Red onion is one of the flagship commodities in the horticultural sector in Indonesia, with Brebes Regency standing out as the country’s largest producing area. However, challenges such as floods and droughts frequently cause crop failures, impacting supply. Additionally, crop failures lead to price surges in several regions, which severely impact underprivileged communities in Indonesia who still rely on imports.
In December 2023, drought affected 930 hectares of red onion fields, while floods in February-March 2024 impacted 547 hectares of land. Consequently, in April 2024, the price of red onions in several regions of Indonesia increased by up to 55.8% compared to the previous month (National Food Agency, 2024). Therefore, an early warning system is crucial to mitigate the risk of climate change on crop yields in vulnerable areas.

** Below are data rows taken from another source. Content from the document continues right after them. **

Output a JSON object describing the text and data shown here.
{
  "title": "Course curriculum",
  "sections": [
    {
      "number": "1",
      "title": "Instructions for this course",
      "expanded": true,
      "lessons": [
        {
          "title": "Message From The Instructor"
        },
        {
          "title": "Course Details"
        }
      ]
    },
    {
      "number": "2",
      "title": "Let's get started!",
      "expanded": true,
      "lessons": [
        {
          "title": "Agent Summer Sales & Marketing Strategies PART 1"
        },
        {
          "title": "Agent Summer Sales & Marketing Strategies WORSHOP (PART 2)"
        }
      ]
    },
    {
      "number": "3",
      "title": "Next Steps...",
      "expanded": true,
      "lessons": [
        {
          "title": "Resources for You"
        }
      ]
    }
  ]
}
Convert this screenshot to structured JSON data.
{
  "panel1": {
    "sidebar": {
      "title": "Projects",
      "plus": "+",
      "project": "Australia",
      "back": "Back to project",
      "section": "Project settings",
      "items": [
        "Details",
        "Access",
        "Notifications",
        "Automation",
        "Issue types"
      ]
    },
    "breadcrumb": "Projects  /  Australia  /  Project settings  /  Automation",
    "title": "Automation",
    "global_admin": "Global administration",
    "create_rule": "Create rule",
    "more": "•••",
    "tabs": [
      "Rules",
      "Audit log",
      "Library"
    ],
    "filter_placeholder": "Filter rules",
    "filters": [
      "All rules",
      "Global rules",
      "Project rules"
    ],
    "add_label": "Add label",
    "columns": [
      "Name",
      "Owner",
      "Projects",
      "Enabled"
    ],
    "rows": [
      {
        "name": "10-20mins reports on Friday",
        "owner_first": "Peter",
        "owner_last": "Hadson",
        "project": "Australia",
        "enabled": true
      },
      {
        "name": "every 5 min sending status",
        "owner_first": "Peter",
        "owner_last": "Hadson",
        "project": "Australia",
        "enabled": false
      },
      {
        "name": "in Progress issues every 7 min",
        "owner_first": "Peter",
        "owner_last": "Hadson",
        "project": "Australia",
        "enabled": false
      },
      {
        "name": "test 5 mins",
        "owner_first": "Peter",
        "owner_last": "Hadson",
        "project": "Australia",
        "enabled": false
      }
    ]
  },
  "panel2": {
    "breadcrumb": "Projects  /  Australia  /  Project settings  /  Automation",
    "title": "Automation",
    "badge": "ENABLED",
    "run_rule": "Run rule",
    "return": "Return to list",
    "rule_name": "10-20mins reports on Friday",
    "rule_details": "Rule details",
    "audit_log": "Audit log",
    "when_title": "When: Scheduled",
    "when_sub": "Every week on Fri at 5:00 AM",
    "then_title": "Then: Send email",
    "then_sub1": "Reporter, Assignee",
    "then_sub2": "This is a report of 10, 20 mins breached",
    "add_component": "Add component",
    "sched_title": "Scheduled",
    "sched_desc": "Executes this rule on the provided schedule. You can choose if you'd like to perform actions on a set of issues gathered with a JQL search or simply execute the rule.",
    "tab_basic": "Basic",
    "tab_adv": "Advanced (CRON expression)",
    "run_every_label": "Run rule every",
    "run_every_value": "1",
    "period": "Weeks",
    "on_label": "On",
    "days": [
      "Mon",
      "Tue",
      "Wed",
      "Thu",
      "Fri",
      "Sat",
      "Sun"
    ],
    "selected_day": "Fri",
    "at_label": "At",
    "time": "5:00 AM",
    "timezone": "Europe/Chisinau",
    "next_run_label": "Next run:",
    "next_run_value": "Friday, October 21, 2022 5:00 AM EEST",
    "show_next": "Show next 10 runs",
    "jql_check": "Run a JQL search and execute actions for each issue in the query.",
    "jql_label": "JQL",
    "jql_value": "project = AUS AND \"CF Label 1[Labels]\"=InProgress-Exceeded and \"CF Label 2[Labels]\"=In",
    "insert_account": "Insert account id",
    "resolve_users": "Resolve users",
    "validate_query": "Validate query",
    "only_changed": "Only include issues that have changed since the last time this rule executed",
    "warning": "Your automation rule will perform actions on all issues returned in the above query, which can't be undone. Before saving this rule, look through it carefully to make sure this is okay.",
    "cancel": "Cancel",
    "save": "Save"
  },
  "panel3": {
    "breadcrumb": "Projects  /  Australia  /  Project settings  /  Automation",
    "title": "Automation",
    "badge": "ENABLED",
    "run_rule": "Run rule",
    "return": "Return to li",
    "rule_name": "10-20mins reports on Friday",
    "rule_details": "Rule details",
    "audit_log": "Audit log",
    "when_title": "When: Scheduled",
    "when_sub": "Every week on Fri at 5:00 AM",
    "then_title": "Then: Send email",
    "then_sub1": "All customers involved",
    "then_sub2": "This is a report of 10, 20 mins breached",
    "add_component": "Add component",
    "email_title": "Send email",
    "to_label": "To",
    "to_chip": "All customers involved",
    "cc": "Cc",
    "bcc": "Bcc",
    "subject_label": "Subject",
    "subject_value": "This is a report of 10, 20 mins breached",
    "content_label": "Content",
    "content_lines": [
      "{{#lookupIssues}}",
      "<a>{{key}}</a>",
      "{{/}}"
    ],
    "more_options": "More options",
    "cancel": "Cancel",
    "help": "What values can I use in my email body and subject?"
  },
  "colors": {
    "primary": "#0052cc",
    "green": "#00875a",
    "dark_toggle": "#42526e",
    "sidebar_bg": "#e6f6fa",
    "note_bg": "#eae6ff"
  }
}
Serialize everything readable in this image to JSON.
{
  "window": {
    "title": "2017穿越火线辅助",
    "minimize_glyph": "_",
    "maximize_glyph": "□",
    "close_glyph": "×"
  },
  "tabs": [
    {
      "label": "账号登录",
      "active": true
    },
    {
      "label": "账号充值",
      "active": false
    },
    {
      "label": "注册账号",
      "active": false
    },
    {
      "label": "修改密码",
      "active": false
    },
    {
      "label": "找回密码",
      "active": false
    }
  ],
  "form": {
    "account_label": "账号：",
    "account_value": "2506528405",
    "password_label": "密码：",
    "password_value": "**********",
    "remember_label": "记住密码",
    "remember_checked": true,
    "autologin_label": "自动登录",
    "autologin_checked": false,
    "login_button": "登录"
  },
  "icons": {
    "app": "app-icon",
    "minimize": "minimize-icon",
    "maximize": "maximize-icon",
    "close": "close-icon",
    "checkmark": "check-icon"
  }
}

To address this issue, we focus on leveraging machine learning to accurately predict the effects of climate change on red onion production in Brebes Regency. By analyzing synoptic data, particularly rainfall and maximum temperature, we trained various machine learning models, including Support Vector Regression (SVR), Neural Network (NN), Recurrent Neural Network (RNN), and Long Short-Term Memory Network (LSTM).
This poster was presented during the APN Early Career Professional Poster and Networking Session, held alongside the APN 26th Joint Intergovernmental and Scientific Planning Group Meetings on 13 June 2024 at the National Research and Innovation Agency (BRIN) in Jakarta, Indonesia.